Sen. Marco Rubio’s (R-Fla.) statement on the Senate’s failure to advance a student loan bill Tuesday contains a noteworthy detail: The freshman lawmaker and potential running mate for Mitt Romney is still paying back his own student loans.
“I think I am one of the only senators here who still has a student loan,” Rubio, 40, said in a statement after the Senate vote. “As someone with a student loan and with a state with so many people with student loans, I support a hundred percent making sure that the interest rates on student loans do not go up.”
The proposed bill would reauthorize low rates on federally subsidized college student loans for another year.

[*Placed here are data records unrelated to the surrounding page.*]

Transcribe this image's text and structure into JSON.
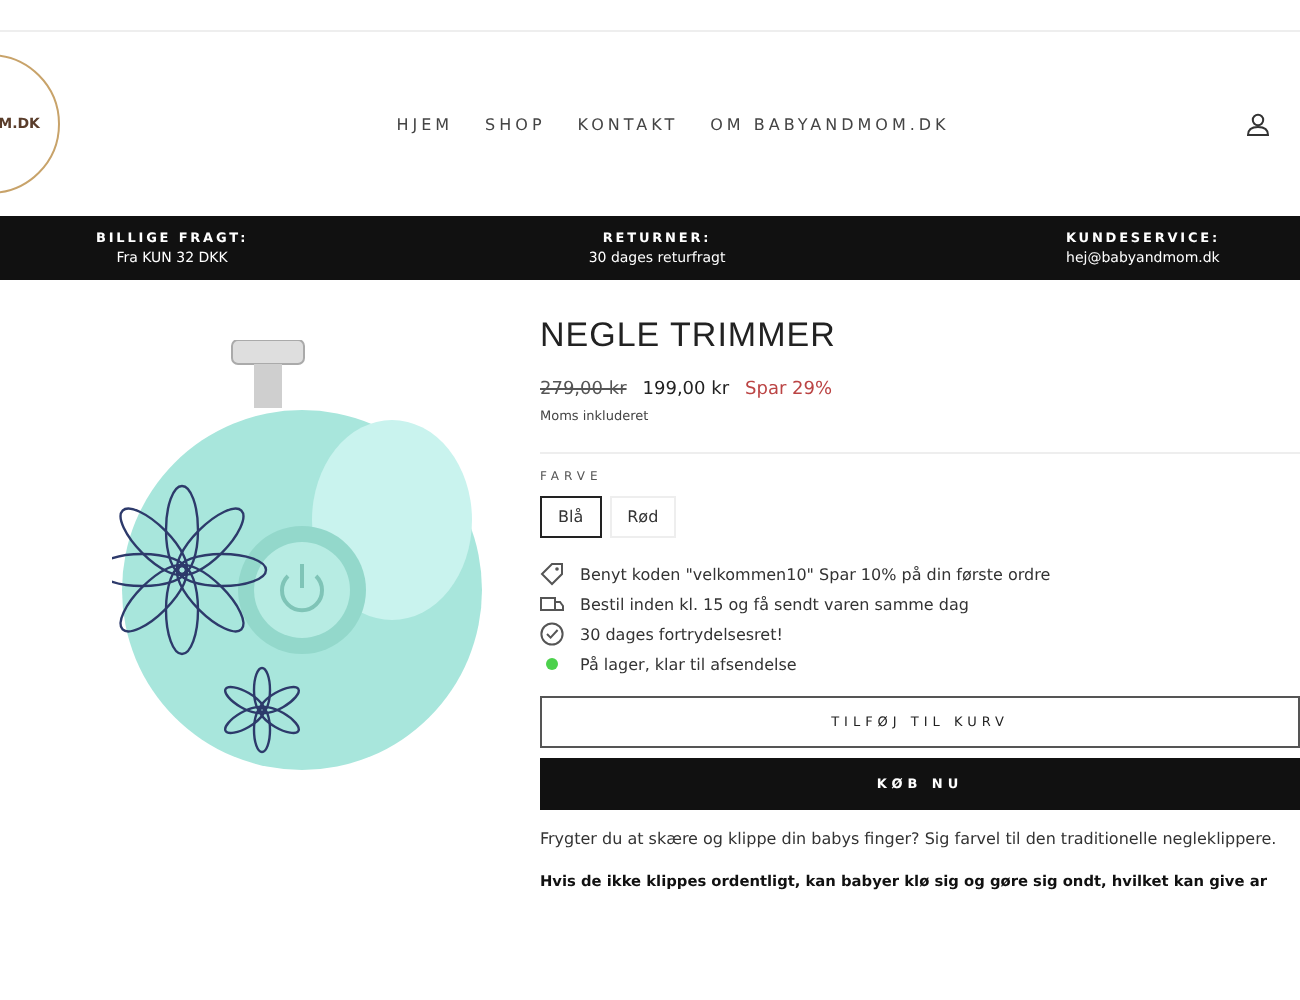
{
  "header": {
    "logo_text": "M.DK",
    "nav": [
      {
        "label": "HJEM"
      },
      {
        "label": "SHOP"
      },
      {
        "label": "KONTAKT"
      },
      {
        "label": "OM BABYANDMOM.DK"
      }
    ]
  },
  "info_bar": [
    {
      "title": "BILLIGE FRAGT:",
      "text": "Fra KUN 32 DKK"
    },
    {
      "title": "RETURNER:",
      "text": "30 dages returfragt"
    },
    {
      "title": "KUNDESERVICE:",
      "text": "hej@babyandmom.dk"
    }
  ],
  "product": {
    "title": "NEGLE TRIMMER",
    "old_price": "279,00 kr",
    "price": "199,00 kr",
    "saving": "Spar 29%",
    "tax_note": "Moms inkluderet",
    "option_label": "FARVE",
    "options": [
      {
        "label": "Blå",
        "selected": true
      },
      {
        "label": "Rød",
        "selected": false
      }
    ],
    "features": [
      {
        "kind": "tag",
        "text": "Benyt koden \"velkommen10\" Spar 10% på din første ordre"
      },
      {
        "kind": "truck",
        "text": "Bestil inden kl. 15 og få sendt varen samme dag"
      },
      {
        "kind": "check",
        "text": "30 dages fortrydelsesret!"
      },
      {
        "kind": "stock",
        "text": "På lager, klar til afsendelse",
        "color": "#4cd14c"
      }
    ],
    "add_to_cart": "TILFØJ TIL KURV",
    "buy_now": "KØB NU",
    "description": [
      {
        "kind": "plain",
        "text": "Frygter du at skære og klippe din babys finger? Sig farvel til den traditionelle negleklippere."
      },
      {
        "kind": "bold",
        "text": "Hvis de ikke klippes ordentligt, kan babyer klø sig og gøre sig ondt, hvilket kan give ar"
      }
    ]
  }
}
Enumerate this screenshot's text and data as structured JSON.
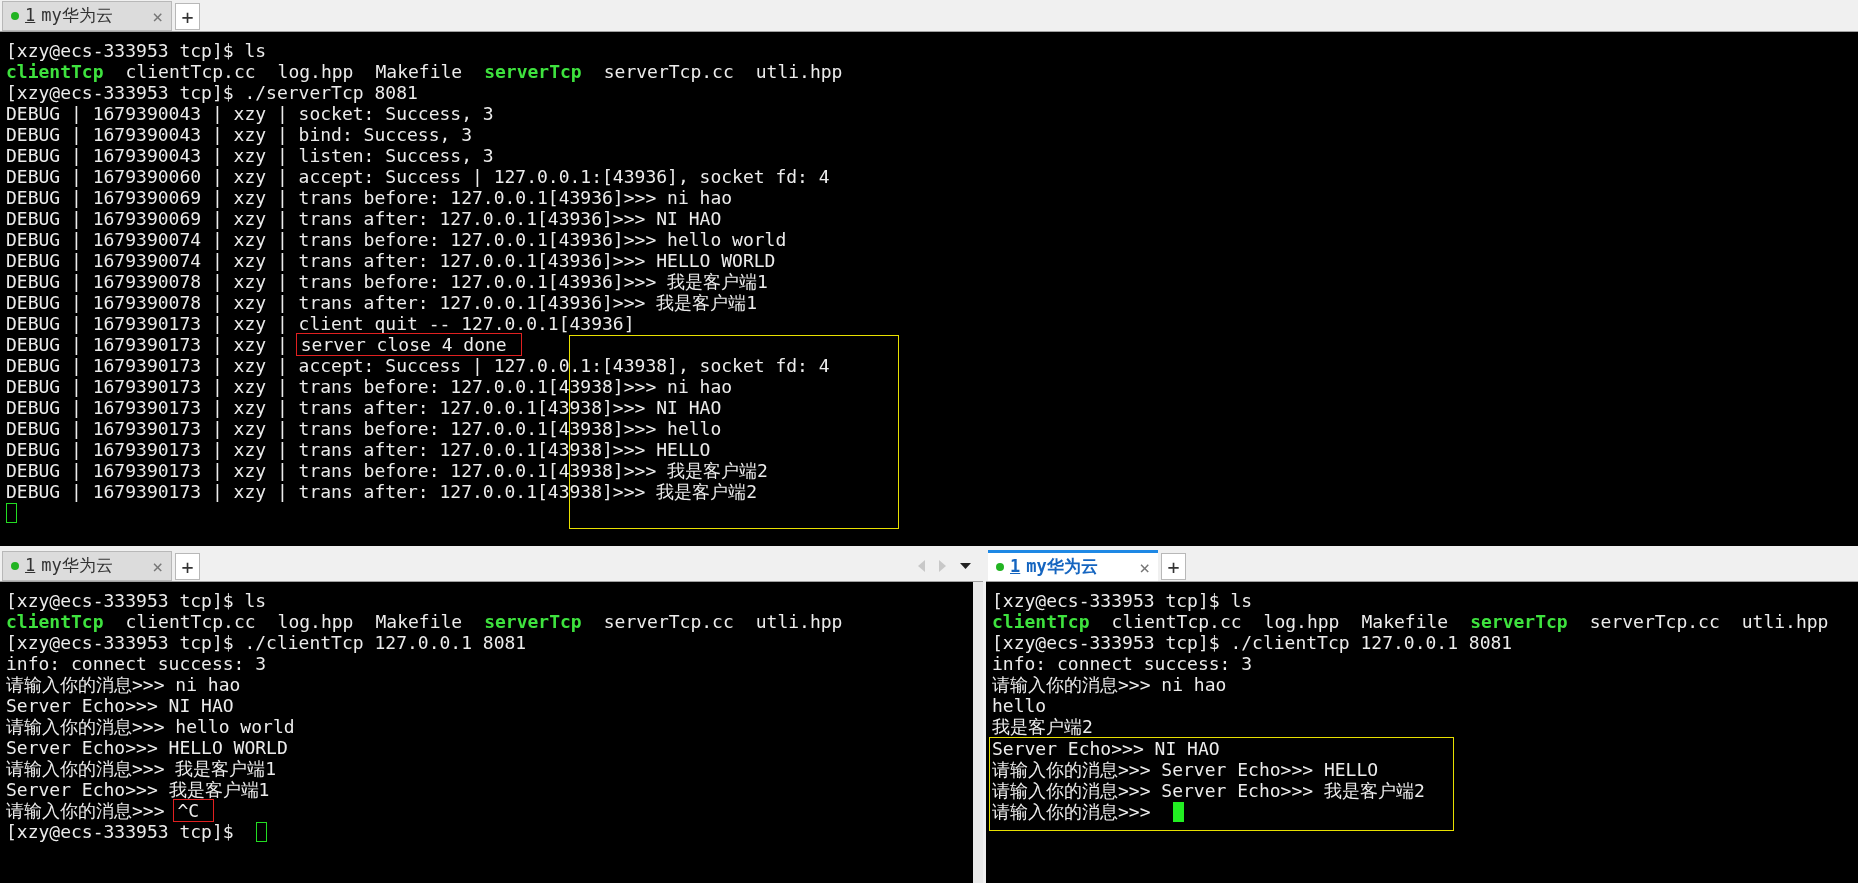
{
  "panes": [
    {
      "tabs": [
        {
          "index": "1",
          "title": "my华为云",
          "close": "×",
          "selected": false
        }
      ],
      "add_tab": "+",
      "nav_controls": false,
      "lines": [
        {
          "kind": "line",
          "segments": [
            {
              "text": "[xzy@ecs-333953 tcp]$ ls",
              "kind": "plain"
            }
          ]
        },
        {
          "kind": "line",
          "segments": [
            {
              "text": "clientTcp",
              "kind": "exe"
            },
            {
              "text": "clientTcp.cc",
              "kind": "plain"
            },
            {
              "text": "log.hpp",
              "kind": "plain"
            },
            {
              "text": "Makefile",
              "kind": "plain"
            },
            {
              "text": "serverTcp",
              "kind": "exe"
            },
            {
              "text": "serverTcp.cc",
              "kind": "plain"
            },
            {
              "text": "utli.hpp",
              "kind": "plain"
            }
          ]
        },
        {
          "kind": "line",
          "segments": [
            {
              "text": "[xzy@ecs-333953 tcp]$ ./serverTcp 8081",
              "kind": "plain"
            }
          ]
        },
        {
          "kind": "line",
          "segments": [
            {
              "text": "DEBUG | 1679390043 | xzy | socket: Success, 3",
              "kind": "plain"
            }
          ]
        },
        {
          "kind": "line",
          "segments": [
            {
              "text": "DEBUG | 1679390043 | xzy | bind: Success, 3",
              "kind": "plain"
            }
          ]
        },
        {
          "kind": "line",
          "segments": [
            {
              "text": "DEBUG | 1679390043 | xzy | listen: Success, 3",
              "kind": "plain"
            }
          ]
        },
        {
          "kind": "line",
          "segments": [
            {
              "text": "DEBUG | 1679390060 | xzy | accept: Success | 127.0.0.1:[43936], socket fd: 4",
              "kind": "plain"
            }
          ]
        },
        {
          "kind": "line",
          "segments": [
            {
              "text": "DEBUG | 1679390069 | xzy | trans before: 127.0.0.1[43936]>>> ni hao",
              "kind": "plain"
            }
          ]
        },
        {
          "kind": "line",
          "segments": [
            {
              "text": "DEBUG | 1679390069 | xzy | trans after: 127.0.0.1[43936]>>> NI HAO",
              "kind": "plain"
            }
          ]
        },
        {
          "kind": "line",
          "segments": [
            {
              "text": "DEBUG | 1679390074 | xzy | trans before: 127.0.0.1[43936]>>> hello world",
              "kind": "plain"
            }
          ]
        },
        {
          "kind": "line",
          "segments": [
            {
              "text": "DEBUG | 1679390074 | xzy | trans after: 127.0.0.1[43936]>>> HELLO WORLD",
              "kind": "plain"
            }
          ]
        },
        {
          "kind": "line",
          "segments": [
            {
              "text": "DEBUG | 1679390078 | xzy | trans before: 127.0.0.1[43936]>>> 我是客户端1",
              "kind": "plain"
            }
          ]
        },
        {
          "kind": "line",
          "segments": [
            {
              "text": "DEBUG | 1679390078 | xzy | trans after: 127.0.0.1[43936]>>> 我是客户端1",
              "kind": "plain"
            }
          ]
        },
        {
          "kind": "line",
          "segments": [
            {
              "text": "DEBUG | 1679390173 | xzy | client quit -- 127.0.0.1[43936]",
              "kind": "plain"
            }
          ]
        },
        {
          "kind": "line",
          "segments": [
            {
              "text": "DEBUG | 1679390173 | xzy |",
              "kind": "plain"
            },
            {
              "text": "server close 4 done",
              "kind": "boxed"
            }
          ]
        },
        {
          "kind": "frame",
          "lines": [
            {
              "kind": "line",
              "segments": [
                {
                  "text": "DEBUG | 1679390173 | xzy | accept: Success | 127.0.0.1:[43938], socket fd: 4",
                  "kind": "plain"
                }
              ]
            },
            {
              "kind": "line",
              "segments": [
                {
                  "text": "DEBUG | 1679390173 | xzy | trans before: 127.0.0.1[43938]>>> ni hao",
                  "kind": "plain"
                }
              ]
            },
            {
              "kind": "line",
              "segments": [
                {
                  "text": "DEBUG | 1679390173 | xzy | trans after: 127.0.0.1[43938]>>> NI HAO",
                  "kind": "plain"
                }
              ]
            },
            {
              "kind": "line",
              "segments": [
                {
                  "text": "DEBUG | 1679390173 | xzy | trans before: 127.0.0.1[43938]>>> hello",
                  "kind": "plain"
                }
              ]
            },
            {
              "kind": "line",
              "segments": [
                {
                  "text": "DEBUG | 1679390173 | xzy | trans after: 127.0.0.1[43938]>>> HELLO",
                  "kind": "plain"
                }
              ]
            },
            {
              "kind": "line",
              "segments": [
                {
                  "text": "DEBUG | 1679390173 | xzy | trans before: 127.0.0.1[43938]>>> 我是客户端2",
                  "kind": "plain"
                }
              ]
            },
            {
              "kind": "line",
              "segments": [
                {
                  "text": "DEBUG | 1679390173 | xzy | trans after: 127.0.0.1[43938]>>> 我是客户端2",
                  "kind": "plain"
                }
              ]
            },
            {
              "kind": "line",
              "cursor": true
            }
          ]
        }
      ]
    },
    {
      "tabs": [
        {
          "index": "1",
          "title": "my华为云",
          "close": "×",
          "selected": false
        }
      ],
      "add_tab": "+",
      "nav_controls": true,
      "lines": [
        {
          "kind": "line",
          "segments": [
            {
              "text": "[xzy@ecs-333953 tcp]$ ls",
              "kind": "plain"
            }
          ]
        },
        {
          "kind": "line",
          "segments": [
            {
              "text": "clientTcp",
              "kind": "exe"
            },
            {
              "text": "clientTcp.cc",
              "kind": "plain"
            },
            {
              "text": "log.hpp",
              "kind": "plain"
            },
            {
              "text": "Makefile",
              "kind": "plain"
            },
            {
              "text": "serverTcp",
              "kind": "exe"
            },
            {
              "text": "serverTcp.cc",
              "kind": "plain"
            },
            {
              "text": "utli.hpp",
              "kind": "plain"
            }
          ]
        },
        {
          "kind": "line",
          "segments": [
            {
              "text": "[xzy@ecs-333953 tcp]$ ./clientTcp 127.0.0.1 8081",
              "kind": "plain"
            }
          ]
        },
        {
          "kind": "line",
          "segments": [
            {
              "text": "info: connect success: 3",
              "kind": "plain"
            }
          ]
        },
        {
          "kind": "line",
          "segments": [
            {
              "text": "请输入你的消息>>> ni hao",
              "kind": "plain"
            }
          ]
        },
        {
          "kind": "line",
          "segments": [
            {
              "text": "Server Echo>>> NI HAO",
              "kind": "plain"
            }
          ]
        },
        {
          "kind": "line",
          "segments": [
            {
              "text": "请输入你的消息>>> hello world",
              "kind": "plain"
            }
          ]
        },
        {
          "kind": "line",
          "segments": [
            {
              "text": "Server Echo>>> HELLO WORLD",
              "kind": "plain"
            }
          ]
        },
        {
          "kind": "line",
          "segments": [
            {
              "text": "请输入你的消息>>> 我是客户端1",
              "kind": "plain"
            }
          ]
        },
        {
          "kind": "line",
          "segments": [
            {
              "text": "Server Echo>>> 我是客户端1",
              "kind": "plain"
            }
          ]
        },
        {
          "kind": "line",
          "segments": [
            {
              "text": "请输入你的消息>>>",
              "kind": "plain"
            },
            {
              "text": "^C",
              "kind": "boxed"
            }
          ]
        },
        {
          "kind": "line",
          "cursor": true,
          "segments": [
            {
              "text": "[xzy@ecs-333953 tcp]$",
              "kind": "plain"
            }
          ]
        }
      ]
    },
    {
      "tabs": [
        {
          "index": "1",
          "title": "my华为云",
          "close": "×",
          "selected": true
        }
      ],
      "add_tab": "+",
      "nav_controls": false,
      "lines": [
        {
          "kind": "line",
          "segments": [
            {
              "text": "[xzy@ecs-333953 tcp]$ ls",
              "kind": "plain"
            }
          ]
        },
        {
          "kind": "line",
          "segments": [
            {
              "text": "clientTcp",
              "kind": "exe"
            },
            {
              "text": "clientTcp.cc",
              "kind": "plain"
            },
            {
              "text": "log.hpp",
              "kind": "plain"
            },
            {
              "text": "Makefile",
              "kind": "plain"
            },
            {
              "text": "serverTcp",
              "kind": "exe"
            },
            {
              "text": "serverTcp.cc",
              "kind": "plain"
            },
            {
              "text": "utli.hpp",
              "kind": "plain"
            }
          ]
        },
        {
          "kind": "line",
          "segments": [
            {
              "text": "[xzy@ecs-333953 tcp]$ ./clientTcp 127.0.0.1 8081",
              "kind": "plain"
            }
          ]
        },
        {
          "kind": "line",
          "segments": [
            {
              "text": "info: connect success: 3",
              "kind": "plain"
            }
          ]
        },
        {
          "kind": "line",
          "segments": [
            {
              "text": "请输入你的消息>>> ni hao",
              "kind": "plain"
            }
          ]
        },
        {
          "kind": "line",
          "segments": [
            {
              "text": "hello",
              "kind": "plain"
            }
          ]
        },
        {
          "kind": "line",
          "segments": [
            {
              "text": "我是客户端2",
              "kind": "plain"
            }
          ]
        },
        {
          "kind": "frame",
          "lines": [
            {
              "kind": "line",
              "segments": [
                {
                  "text": "Server Echo>>> NI HAO",
                  "kind": "plain"
                }
              ]
            },
            {
              "kind": "line",
              "segments": [
                {
                  "text": "请输入你的消息>>> Server Echo>>> HELLO",
                  "kind": "plain"
                }
              ]
            },
            {
              "kind": "line",
              "segments": [
                {
                  "text": "请输入你的消息>>> Server Echo>>> 我是客户端2",
                  "kind": "plain"
                }
              ]
            },
            {
              "kind": "line",
              "cursor": true,
              "segments": [
                {
                  "text": "请输入你的消息>>>",
                  "kind": "plain"
                }
              ]
            }
          ]
        }
      ]
    }
  ]
}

Rubio, who joined 43 other Republicans in voting to block debate on the Democratic student loan proposal, added: “I cannot support the way the Democrats want to do it, however, because, they want to do it by raising taxes on small businesses, very small businesses.”
According to his 2010 Senate financial disclosure form, Rubio has from $100,001 to $250,000 in outstanding debt from a 1996 Sallie Mae student loan.
Rubio received a bachelor of arts degree from the University of Florida in 1993 and a law degree from the University of Miami Law School three years later.
The financial disclosure forms also show that Rubio pays an interest rate of 4 percent on his loan – slightly higher than the current 3.4 percent rate that applies to federal Stafford loans. The Stafford loan rates will jump to 6.8 percent on July 1 unless Congress acts to freeze them at their current level.
As the debate over student loan rates heats up, and campaigns work to bring in young voters, Republicans and Democrats and offering personal stories about their struggles to pay off college debt. President Obama frequently notes on the campaign trail that he and his wife, Michelle Obama, made their last student loan payments in 2004 – the same year that Obama was elected to the U.S. Senate.